Authors: Deborah Morris, Elanor Lucy Webb, Emily Fox, Jessica Holmes, Katharine Reynolds, Michele Head, St Andrew’s Healthcare, UK; Amy Lunn, St Andrew’s Healthcare and Oxford Health NHS Trust, UK; Rachel Canterbury, Peter McAllister, Karolos Dionelis and Sanjith Kamath, St Andrew’s Healthcare, UK.

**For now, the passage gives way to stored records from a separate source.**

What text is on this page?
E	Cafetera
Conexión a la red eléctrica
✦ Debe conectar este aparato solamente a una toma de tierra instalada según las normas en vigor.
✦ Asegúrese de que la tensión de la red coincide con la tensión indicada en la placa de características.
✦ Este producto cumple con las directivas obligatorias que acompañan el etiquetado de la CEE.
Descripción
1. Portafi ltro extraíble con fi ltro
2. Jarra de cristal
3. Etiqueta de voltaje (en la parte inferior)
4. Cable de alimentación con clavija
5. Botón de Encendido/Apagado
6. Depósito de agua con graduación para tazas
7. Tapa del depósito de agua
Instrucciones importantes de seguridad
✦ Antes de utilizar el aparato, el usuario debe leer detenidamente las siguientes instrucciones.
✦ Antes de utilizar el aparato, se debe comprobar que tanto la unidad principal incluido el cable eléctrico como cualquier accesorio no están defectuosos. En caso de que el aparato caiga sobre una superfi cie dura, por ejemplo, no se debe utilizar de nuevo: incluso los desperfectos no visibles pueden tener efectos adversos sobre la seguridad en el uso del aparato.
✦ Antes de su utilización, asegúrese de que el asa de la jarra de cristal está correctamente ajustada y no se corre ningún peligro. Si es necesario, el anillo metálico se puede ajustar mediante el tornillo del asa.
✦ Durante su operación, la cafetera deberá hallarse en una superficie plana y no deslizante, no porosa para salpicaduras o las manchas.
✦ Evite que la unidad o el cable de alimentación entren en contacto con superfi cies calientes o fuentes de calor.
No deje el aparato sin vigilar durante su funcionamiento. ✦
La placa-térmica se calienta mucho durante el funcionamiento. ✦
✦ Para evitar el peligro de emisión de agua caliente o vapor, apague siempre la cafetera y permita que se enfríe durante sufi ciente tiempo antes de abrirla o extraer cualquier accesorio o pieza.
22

In response to differential clinical presentations of survivors of multiple or chronic exposure to trauma, complex post-traumatic stress disorder (CPTSD) has been included in the 11th revision of the International Classification of Diseases (ICD-11). A growing body of research has explored the prevalence of CPTSD in a range of populations, yet its prevalence in adults diagnosed with Emotionally Unstable Personality Disorder (EUPD) has been subject to limited evaluation, including in individuals requiring specialist inpatient care. The International Trauma Questionnaire (ITQ) was administered to 42 females with primary diagnoses of EUPD admitted to a specialist DBT service. Twenty-eight (66.8%) participants met full diagnostic criteria for either PTSD (11.9%, n=5) or CPTSD (54.8%, n=23). Additionally, PTSD and CPTSD symptomatology were highly prevalent in participants who did not meet the functional impairment criteria. Significant differences in the prevalence of CPTSD were found, dependent on whether a measure of functional impairment was included. This is the first study to explore the prevalence of CPTSD in an inpatient EUPD sample, using diagnostic thresholds. The findings highlight the importance of attending to trauma as well as EUPD-related needs. Theoretical, clinical and future research implications are discussed.

Keywords: Emotionally-Unstable-Personality-Disorder; Posttraumatic-Stress-Disorder; Complex Post-Traumatic-Stress-Disorder; ITQ; Dialectical-Behaviour-Therapy; Inpatient.